Running into a critical blocker during the SOC2 Type II audit. We have a flow using the Record block to capture cardholder data for verification before redirecting. Flow version 145 on AWS US-East-1. The issue is that flow execution logs are persisting the raw input captured by GetDigits even though we added a Data Action to mask it. Audit team flagged this as PII exposure in logs which violates PCI-DSS requirement 3.2. We cannot proceed with certification without fixing this. Has anyone configured masking at the log level specifically? The expression Replace(digits, 'x', '') is not working as expected.
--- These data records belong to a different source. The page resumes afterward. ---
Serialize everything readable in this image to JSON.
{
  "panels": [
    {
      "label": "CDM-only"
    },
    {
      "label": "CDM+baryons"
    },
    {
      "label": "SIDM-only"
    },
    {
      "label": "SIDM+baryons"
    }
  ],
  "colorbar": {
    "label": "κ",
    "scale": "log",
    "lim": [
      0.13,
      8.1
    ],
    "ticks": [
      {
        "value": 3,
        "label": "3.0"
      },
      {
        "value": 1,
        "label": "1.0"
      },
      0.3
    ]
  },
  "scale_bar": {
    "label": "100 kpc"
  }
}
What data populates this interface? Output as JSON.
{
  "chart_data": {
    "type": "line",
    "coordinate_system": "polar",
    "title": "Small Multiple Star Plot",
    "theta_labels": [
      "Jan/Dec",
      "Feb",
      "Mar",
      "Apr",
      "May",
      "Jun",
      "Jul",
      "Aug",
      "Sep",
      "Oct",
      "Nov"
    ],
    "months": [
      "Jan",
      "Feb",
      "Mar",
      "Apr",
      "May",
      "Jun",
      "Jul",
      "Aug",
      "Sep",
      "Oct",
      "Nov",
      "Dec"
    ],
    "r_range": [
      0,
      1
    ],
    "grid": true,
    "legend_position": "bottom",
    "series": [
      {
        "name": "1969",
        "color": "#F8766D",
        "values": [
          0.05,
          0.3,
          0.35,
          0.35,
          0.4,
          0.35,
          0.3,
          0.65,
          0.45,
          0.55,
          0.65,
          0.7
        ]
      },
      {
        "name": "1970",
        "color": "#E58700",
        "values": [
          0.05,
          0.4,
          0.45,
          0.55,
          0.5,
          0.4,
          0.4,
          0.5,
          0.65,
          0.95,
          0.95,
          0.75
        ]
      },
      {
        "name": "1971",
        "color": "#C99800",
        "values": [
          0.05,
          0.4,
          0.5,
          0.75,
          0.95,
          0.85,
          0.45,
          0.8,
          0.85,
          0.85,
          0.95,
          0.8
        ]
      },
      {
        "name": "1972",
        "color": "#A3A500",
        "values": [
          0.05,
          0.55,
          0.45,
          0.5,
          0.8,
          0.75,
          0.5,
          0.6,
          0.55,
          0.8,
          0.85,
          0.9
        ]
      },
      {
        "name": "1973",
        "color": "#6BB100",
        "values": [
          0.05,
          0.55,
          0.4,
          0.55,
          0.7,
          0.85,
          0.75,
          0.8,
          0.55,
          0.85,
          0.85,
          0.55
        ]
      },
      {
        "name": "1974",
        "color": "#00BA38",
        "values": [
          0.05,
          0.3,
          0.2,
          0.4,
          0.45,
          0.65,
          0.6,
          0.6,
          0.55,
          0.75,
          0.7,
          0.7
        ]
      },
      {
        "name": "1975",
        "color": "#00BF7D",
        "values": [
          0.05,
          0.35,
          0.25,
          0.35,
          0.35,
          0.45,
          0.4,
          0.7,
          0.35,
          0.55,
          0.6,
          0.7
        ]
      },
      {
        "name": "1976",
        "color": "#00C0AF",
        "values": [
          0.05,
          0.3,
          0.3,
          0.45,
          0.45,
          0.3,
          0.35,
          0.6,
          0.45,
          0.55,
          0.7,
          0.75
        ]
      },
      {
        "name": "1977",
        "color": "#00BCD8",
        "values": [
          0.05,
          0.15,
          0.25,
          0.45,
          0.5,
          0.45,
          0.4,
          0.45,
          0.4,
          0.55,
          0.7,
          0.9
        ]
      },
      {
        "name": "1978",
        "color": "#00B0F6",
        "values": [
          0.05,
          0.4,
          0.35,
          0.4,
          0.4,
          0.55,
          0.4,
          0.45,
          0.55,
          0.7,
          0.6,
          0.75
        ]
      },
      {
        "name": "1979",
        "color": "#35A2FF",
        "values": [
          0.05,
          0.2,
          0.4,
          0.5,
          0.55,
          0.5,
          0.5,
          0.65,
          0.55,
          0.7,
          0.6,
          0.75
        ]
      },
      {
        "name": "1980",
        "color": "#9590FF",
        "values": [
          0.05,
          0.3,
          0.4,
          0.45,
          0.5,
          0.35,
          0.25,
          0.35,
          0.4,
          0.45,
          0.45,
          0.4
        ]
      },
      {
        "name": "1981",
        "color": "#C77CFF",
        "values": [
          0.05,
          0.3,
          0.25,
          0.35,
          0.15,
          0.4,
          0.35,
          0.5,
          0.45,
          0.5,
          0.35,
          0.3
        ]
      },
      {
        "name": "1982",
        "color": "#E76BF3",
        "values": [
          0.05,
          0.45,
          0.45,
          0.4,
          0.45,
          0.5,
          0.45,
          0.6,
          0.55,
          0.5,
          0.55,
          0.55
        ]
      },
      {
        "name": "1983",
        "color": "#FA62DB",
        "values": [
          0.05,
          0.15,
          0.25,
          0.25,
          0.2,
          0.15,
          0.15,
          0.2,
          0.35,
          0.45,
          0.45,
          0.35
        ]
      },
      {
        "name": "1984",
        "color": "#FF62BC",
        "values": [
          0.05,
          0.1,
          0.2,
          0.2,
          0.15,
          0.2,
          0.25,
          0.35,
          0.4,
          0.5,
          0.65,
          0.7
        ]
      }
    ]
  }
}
Checked the source for the analytics module in the Python SDK repo last week. The masking logic happens on the payload sent to the backend, not necessarily the execution log cache. You need to use a custom expression in the Data Action before the flow writes to logs. Try wrapping the GetDigits output like this: Replace(GetDigits, '[0-9]', 'x'). Also check the Flow Execution Log settings under Organization > Preferences > Analytics. There is a toggle for sensitive data masking that defaults to false. If you are using the Genesys Cloud SDK v12.5, verify the logging level is set to WARN instead of DEBUG.
This impacts the migration timeline for the PureConnect replacement project. We need to validate the masking configuration before moving production traffic. Recommend pausing the audit review until the flow patch is deployed. Estimated risk is high if logs remain unmasked. Need approval from security team to test in staging first.